Assistive Technology: Seeing AI (iOS app)

Seeing AI is an app developed by Microsoft to utilize AI for accessibility. The app features various modes to assist blind people such as barcode scanners, document readers, and experimental AI modes such as person recognition.

Clipart of phone with a speech bubble and a city environment in the background. Text on image reads: "Intelligent Camera App
Hold up your phone, and hear information about your environment." — The initial screens the user will get after downloading the app.

Clipart image of a selecting a photo on a phone. Text on image reads: "Recognize images in other apps
Just tap "Share" then "Recognize with Seeing AI" to access images from Mail, Photos, and other apps." — The initial screens the user will get after downloading the app.

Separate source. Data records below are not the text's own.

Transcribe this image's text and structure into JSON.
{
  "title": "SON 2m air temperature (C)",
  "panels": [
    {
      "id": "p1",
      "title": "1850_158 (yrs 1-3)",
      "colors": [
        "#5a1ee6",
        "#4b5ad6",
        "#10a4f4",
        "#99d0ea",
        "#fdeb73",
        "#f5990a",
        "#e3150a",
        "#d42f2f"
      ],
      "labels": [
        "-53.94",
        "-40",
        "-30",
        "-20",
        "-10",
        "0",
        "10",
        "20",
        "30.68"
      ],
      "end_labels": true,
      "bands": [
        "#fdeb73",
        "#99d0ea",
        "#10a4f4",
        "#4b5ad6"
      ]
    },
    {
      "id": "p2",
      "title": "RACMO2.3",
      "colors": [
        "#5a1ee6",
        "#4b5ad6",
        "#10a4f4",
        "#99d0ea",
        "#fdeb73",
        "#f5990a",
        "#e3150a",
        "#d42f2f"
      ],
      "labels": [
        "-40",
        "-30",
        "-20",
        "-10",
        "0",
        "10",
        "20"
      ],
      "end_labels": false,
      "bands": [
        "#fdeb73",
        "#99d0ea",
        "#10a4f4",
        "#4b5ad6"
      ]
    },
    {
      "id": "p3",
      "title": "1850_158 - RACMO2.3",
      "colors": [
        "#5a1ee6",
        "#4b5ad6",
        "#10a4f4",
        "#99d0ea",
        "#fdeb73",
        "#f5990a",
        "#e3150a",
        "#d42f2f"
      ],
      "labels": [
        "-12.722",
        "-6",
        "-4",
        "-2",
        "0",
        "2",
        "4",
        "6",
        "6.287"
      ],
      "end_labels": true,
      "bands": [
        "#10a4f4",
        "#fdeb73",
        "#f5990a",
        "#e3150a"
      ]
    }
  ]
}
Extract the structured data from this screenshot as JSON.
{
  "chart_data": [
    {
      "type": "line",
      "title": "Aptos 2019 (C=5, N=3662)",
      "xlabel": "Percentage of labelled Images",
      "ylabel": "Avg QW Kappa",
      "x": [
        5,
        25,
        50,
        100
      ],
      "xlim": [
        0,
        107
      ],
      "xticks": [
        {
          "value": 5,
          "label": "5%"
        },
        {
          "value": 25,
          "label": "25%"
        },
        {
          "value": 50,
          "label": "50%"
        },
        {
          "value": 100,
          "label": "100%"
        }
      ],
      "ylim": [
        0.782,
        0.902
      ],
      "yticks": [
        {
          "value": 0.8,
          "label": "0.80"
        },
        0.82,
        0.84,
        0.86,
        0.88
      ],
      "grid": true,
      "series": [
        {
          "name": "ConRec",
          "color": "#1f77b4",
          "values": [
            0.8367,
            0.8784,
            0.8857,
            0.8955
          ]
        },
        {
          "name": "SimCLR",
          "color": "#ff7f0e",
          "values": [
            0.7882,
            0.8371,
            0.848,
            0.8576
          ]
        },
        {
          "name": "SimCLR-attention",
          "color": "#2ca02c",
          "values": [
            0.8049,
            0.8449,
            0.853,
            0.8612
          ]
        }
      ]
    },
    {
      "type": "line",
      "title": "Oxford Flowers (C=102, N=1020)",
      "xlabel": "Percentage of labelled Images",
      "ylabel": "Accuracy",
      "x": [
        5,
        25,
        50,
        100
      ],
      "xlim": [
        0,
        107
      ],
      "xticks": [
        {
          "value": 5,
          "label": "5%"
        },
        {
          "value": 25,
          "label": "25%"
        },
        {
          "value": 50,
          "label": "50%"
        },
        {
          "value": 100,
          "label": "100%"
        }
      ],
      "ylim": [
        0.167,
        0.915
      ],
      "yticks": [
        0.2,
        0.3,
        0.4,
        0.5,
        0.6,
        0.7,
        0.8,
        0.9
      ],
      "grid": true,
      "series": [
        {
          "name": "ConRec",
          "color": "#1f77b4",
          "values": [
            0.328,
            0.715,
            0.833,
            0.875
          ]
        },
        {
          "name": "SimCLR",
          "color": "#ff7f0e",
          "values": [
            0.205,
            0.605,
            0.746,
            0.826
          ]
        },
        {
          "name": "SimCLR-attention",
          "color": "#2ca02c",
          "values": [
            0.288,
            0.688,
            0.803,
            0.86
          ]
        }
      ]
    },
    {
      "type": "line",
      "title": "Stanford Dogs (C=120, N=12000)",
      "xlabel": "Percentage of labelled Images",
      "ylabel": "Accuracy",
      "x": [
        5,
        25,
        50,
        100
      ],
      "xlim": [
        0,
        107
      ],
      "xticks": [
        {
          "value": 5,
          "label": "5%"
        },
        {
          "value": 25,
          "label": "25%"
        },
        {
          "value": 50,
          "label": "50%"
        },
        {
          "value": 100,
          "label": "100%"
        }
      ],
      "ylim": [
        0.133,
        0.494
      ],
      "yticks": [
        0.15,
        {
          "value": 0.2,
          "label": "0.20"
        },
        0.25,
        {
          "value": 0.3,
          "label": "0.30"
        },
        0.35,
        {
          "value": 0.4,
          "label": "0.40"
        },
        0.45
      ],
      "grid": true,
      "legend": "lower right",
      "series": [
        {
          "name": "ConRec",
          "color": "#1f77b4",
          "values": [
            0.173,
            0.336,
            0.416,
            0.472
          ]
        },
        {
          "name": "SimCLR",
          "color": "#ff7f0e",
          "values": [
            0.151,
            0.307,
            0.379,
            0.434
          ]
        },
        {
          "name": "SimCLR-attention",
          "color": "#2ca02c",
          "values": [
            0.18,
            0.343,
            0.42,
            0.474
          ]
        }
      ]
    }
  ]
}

“Seeing AI is a free app that narrates the world around you. Designed for the blind and low vision community, this ongoing research project harnesses the power of AI to open up the visual world and describe nearby people, text and objects.”
– Microsoft, product description

This app aims to tackle the issue in the social model of accessibility by creating an accessible pathway between blind people and the world around them by utilizing a functional solutions approach. Within the app, much focus is provided on usability and accessibility. Each mode is accompanied with an explanation on its features and a corresponding video tutorial. However, it’s also important to note that Seeing AI is optimized for use with VoiceOver, Apple’s built-in screen reader. This integration means that the discoverability and accessibility of this app is inherently dependent on Apple’s own accessibility for iOS. Many of the modes, particularly the various text recognition modes, are similar to well-known technologies such as screen readers, so I wanted to take the time to evaluate some of the other experimental modes this app offers.

Person Recognition

This mode will scan the faces of people nearby and tell you their relative distance/position to the camera. You can also switch between the forward and backward facing camera, however the camera button is a bit small and would require precision to press which may be difficult if not using VoiceOver. The most interesting feature of this AI is that you can teach your device to recognize people you interact with regularly such as coworkers, family, or friends. You can save people’s names and their corresponding faces so that it will indicate them by name specifically in future settings.

Scenery Recognition

A text description from the app that reads: "Probably a living room with a couch and a television" — An example description after taking a photo of my living room in the app

To try scenery mode, you simply need to take the photo and it will populate (vaguely) what objects are in your environment through the use of AI. This mode is still highly experimental in the app, and most likely will need more time before it’s more useful. In the example above, the app does not technically get anything wrong in its scenery description– all those objects are in the environment in the photo. However, it does not tell me what those objects may look like, their size, or where they are in relation to me which highly limits the utility of this mode.

Light Perception

This mode was very accurate and well-designed. The app will emit a pitch based on the amount of light around you. I tested the range of the pitch and the accuracy of the app’s perception by walking from a darker corner of my room towards a lamp. The app predictably began going up in pitch the closer I got to the lamp. Additionally, it seems that additional consideration was used in selecting sounds and frequencies that are both audible (even over background noise such as a loud air conditioner or television set), but not irritating to the user at the highest frequency.

Conclusion

Overall, the general public reception of this app seems to be positive. Its reviews in the app store show that it has been widely used by the blind and low vision community with mostly success. However, it is important to note that some constraints and limitations of the app raised by reviewers are that some modes require assistance from a sighted person to place the object correctly in the frame of the app which impedes the main purpose of many of the modes and frequent frustrations with app glitches/crashes. While many of the experimental modes will still require much more work, user feedback, and time to improve, this app makes strides in utilizing AI for accessibility.